RHACS alerts at 2am usually mean something's actually wrong or your policies are garbage. The web interface times out when you have too many violations, so use roxctl instead of fighting with the browser:
## When the UI is being useless
roxctl central violations list --severity=CRITICAL --limit=50
The network graph is slow as hell and will crash if you don't have enough memory. Image scanning chokes on anything bigger than a few GB.
Finding the Real Problems
Default policies flag every init container as "Privilege Escalation" because they don't understand that init containers need to do setup work. Istio sidecars trigger "Unauthorized Network Flow" constantly because RHACS doesn't know about service mesh traffic patterns. CI pipelines running apt update
get flagged as "Suspicious Process Execution" because the policy doesn't understand that package managers are normal in build environments.
Crypto miners actually running vs build noise:
## Real threat - mining processes
roxctl central deployments get-processes --deployment=suspicious-app
## Look for: xmrig, cpuminer, stratum connections
## False positive - package installs
roxctl central violations list --policy="Privilege Escalation"
## Usually just containers needing CAP_CHOWN
Baseline learning takes 2-3 weeks minimum if you're lucky, longer if your traffic patterns are weird. CDN traffic from Cloudflare and AWS gets flagged as suspicious for 3-4 weeks until the system learns your patterns.
Process Analysis and Network Flows
Process detection is delayed a few seconds. The UI truncates long process lists, so use --limit=0
:
## See all processes, not just the first few
roxctl central deployments get-processes --deployment=compromised-app --limit=0
Look for shells (/bin/bash
, /bin/sh
) in production containers, download tools (curl
, wget
), or reverse shells (nc
). Network flow detection is slower than process monitoring. External IP classification depends on threat feeds that update sporadically.
Containment Reality
RHACS can't automatically apply network policies. Network isolation depends on your CNI - Calico works, Flannel doesn't support policies.
## Quick network isolation - blocks everything
kubectl patch deployment compromised-app -p '{"spec":{"template":{"metadata":{"labels":{"quarantine":"true"}}}}}'
Then create a network policy blocking all traffic to pods with quarantine: "true"
. This breaks health checks and load balancers immediately. Downstream services will fail. Even RHACS Sensor loses contact after network isolation. We once quarantined a database pod during an incident and took down the entire application for 2 hours because nothing could reach the DB.
Evidence Collection Before Container Restart
Container restarts wipe RHACS data. Collect evidence fast before liveness probes restart everything:
## Export violations before container dies
roxctl central violations list --deployment=compromised-app --output=json > violations-$(date +%Y%m%d-%H%M).json
## Get process list while it still exists
roxctl central deployments get-processes --deployment=compromised-app > processes-$(date +%Y%m%d-%H%M).txt
Process data disappears after about a day. Network flows get purged faster in large clusters.
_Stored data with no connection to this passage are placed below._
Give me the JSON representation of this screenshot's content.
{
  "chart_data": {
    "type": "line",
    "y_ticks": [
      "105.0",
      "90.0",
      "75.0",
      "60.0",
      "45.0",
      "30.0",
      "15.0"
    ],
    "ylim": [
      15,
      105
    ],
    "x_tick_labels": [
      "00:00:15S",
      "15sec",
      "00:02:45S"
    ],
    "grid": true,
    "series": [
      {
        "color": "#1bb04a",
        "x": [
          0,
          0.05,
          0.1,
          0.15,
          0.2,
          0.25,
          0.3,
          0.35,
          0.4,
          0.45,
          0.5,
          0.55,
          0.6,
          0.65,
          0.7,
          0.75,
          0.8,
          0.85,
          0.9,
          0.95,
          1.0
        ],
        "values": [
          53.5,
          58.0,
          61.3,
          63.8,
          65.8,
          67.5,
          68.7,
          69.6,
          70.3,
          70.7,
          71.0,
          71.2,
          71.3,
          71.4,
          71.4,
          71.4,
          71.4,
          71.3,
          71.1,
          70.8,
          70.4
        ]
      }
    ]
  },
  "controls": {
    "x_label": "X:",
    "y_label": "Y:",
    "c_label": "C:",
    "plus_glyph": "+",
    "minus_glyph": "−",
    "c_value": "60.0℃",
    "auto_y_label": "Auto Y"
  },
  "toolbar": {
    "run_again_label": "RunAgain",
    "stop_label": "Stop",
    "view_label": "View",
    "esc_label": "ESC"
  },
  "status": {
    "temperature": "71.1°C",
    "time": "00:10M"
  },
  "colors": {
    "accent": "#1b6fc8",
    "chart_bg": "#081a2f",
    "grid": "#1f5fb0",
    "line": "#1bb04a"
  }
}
Violation data sticks around for a month or two depending on retention settings.
RHACS Sensor Connectivity Issues
Sensors fail silently when Central goes down. Pods show "Running" but stop collecting data. No automatic failover exists.
## Check if sensors are actually working
roxctl sensor get-health
## Sensor logs usually have the real error
kubectl logs -n stackrox deploy/sensor | grep -i error
Sensor storage fills up without Central connectivity. Pod restarts and loses data when storage is full. Manual intervention required during incidents.
What RHACS Actually Records
Process execution shows command arguments but truncates long ones. Base64 payloads get cut off when you need them. Network flows show IPs but not packet contents. You get source/destination but no payload data - like seeing someone walked into a building but not knowing what they did inside.
Process timestamps use container timezone, not UTC - learned this the hard way during a 3am investigation when everything was off by 8 hours. Parent-child relationships break on container restarts. File system monitoring needs privileged containers, which security policies usually block. No memory dumps - crashes leave no traces. RHACS 4.8.x has a bug where process arguments get truncated at 256 characters, so base64 payloads in environment variables get cut off right when you need them.
Common RHACS CLI Failures During Incidents
roxctl
auth expires daily, usually during incidents. Token refresh fails during maintenance windows.
## Keep auth token backed up
roxctl auth export --output=auth-token.json
## Direct API when roxctl breaks - replace URL with your RHACS Central endpoint
curl -k -H "Authorization: Bearer $RHACS_TOKEN" \
$RHACS_CENTRAL_URL/v1/violations
API rate limiting kicks in fast. Multiple people running roxctl triggers limits with "429 Too Many Requests" errors that don't explain how long to wait. Responses timeout on large datasets with "context deadline exceeded" after exactly 30 seconds.
Dashboard links break between versions. Saved searches don't survive upgrades. Use roxctl commands instead of UI bookmarks.